Harn

[339] Harn oder Urin ist eine eigenthümliche Flüssigkeit, welche der Mensch und die rothblutigen Thiere aus dem Blute absondern und ausscheiden. Beim Menschen und bei den Säugthieren bildet sich der Harn in den Nieren und wird dann durch zwei Harnleiter tropfenweise nach der Harnblase geführt, einem eigenthümlichen häutigen Behälter von eiförmiger Gestalt, aus welchem er nach hinreichender Ansammlung durch die Harnröhre, die in die Geschlechtstheile ausgeht, aus dem Körper geführt wird.
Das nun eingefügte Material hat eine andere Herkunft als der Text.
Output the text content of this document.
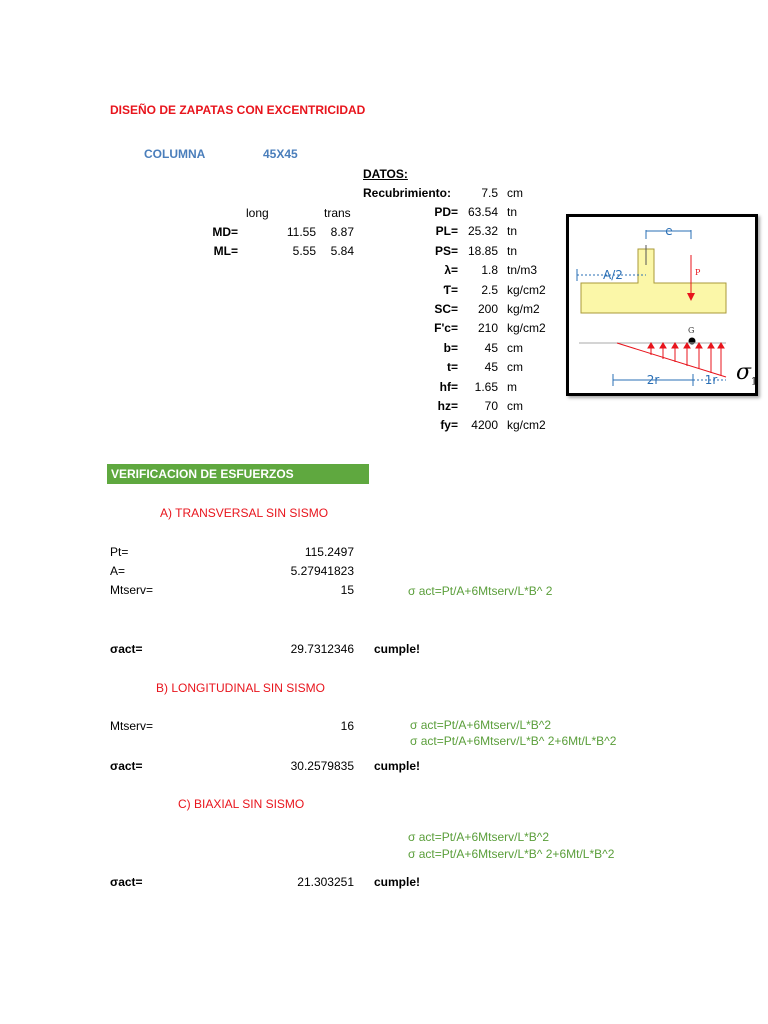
DISEÑO DE ZAPATAS CON EXCENTRICIDAD
COLUMNA	45X45
long	trans
MD=	11.55	8.87
ML=	5.55	5.84
DATOS:
Recubrimiento:	7.5 cm
PD= 63.54 tn
PL= 25.32 tn
PS= 18.85 tn
λ=	1.8 tn/m3
Ƭ=	2.5 kg/cm2
SC=	200 kg/m2
F'c=	210 kg/cm2
b=	45 cm
t=	45 cm
hf=	1.65 m
hz=	70 cm
fy=	4200 kg/cm2
e
A/2	P
G
2r	1r $\sigma_1$
VERIFICACION DE ESFUERZOS
A) TRANSVERSAL SIN SISMO
Pt=	115.2497
A=	5.27941823
Mtserv=	15	σ act=Pt/A+6Mtserv/L*B^ 2
σact=	29.7312346 cumple!
B) LONGITUDINAL SIN SISMO
Mtserv=	16	σ act=Pt/A+6Mtserv/L*B^2
σ act=Pt/A+6Mtserv/L*B^ 2+6Mt/L*B^2
σact=	30.2579835 cumple!
C) BIAXIAL SIN SISMO
σ act=Pt/A+6Mtserv/L*B^2
σ act=Pt/A+6Mtserv/L*B^ 2+6Mt/L*B^2
σact=	21.303251 cumple!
Die Vögel haben keine Harnblase, sondern bei ihnen münden die Harnleiter sogleich in das untere Ende des Darmkanals, wo sich der Harn mit dem Koth vermengt. Bei dem Straus und dem Kasuar geschieht jedoch die Ausleerung des Harns und des Unraths zu verschiedenen Zeiten. Die Beschaffenheit in der Zusammensetzung, die Menge, das Ansehen und der Geruch des Harns sind nicht allein bei den verschiedenen Thiergattungen, sondern auch bei einzelnen Thieren derselben Gattung, ja sogar bei demselben Individuum ungemein verschieden, indem sowol die genossenen Nahrungsmittel und Getränke, als auch das Alter und das körperliche Wohlbefinden von ungemeinem Einfluß auf die Harnbildung sind. Nach dem Genuß gewisser Getränke, sowie aller in großer Menge genossener, ist die Absonderung besonders stark und erfolgt so schnell, daß man unmöglich annehmen kann, das eben erst genossene Getränk sei erst durch das Blut den Harnbereitungsorganen zugeführt worden. Die Bestandtheile des Harns sind größtentheils Wasser, ein eigner Harnstoff und verschiedene Salze. Wegen der mannichfachen Wechsel, welchen in Krankheitszuständen die Zusammensetzung und schon die äußere Erscheinung des Harns ausgesetzt sind, hat man ihn in der Medicin beobachtet, um den Zustand des Patienten zu erkennen; doch hat man diesen Beobachtungen häufig einen viel zu hohen Werth beigelegt und Quacksalber haben damit vielen Unfug getrieben. Die Krankheiten, welchen die Harnwerkzeuge ausgesetzt sind, sind zahlreich und größtentheils gefährlich, sodaß sie stets unausgesetzter ärztlicher Sorgfalt bedürfen; doch gibt es auch verschiedene von selbst schnell vorübergehende Harnbeschwerden, sowie solche, welche die begleitenden Erscheinungen und Folgen anderer Krankheiten oder natürlicher Zustände (z.B. der Schwangerschaft) sind. Eins der beschwerlichsten Leiden entsteht, wenn die im Harn enthaltenen Stoffe zu steinartigen Körpern im Innern der Harnwerkzeuge erstarren. (S. Gries und Steinkrankheit.)

Quelle:
Brockhaus Bilder-Conversations-Lexikon, Band 2. Leipzig 1838., S. 339.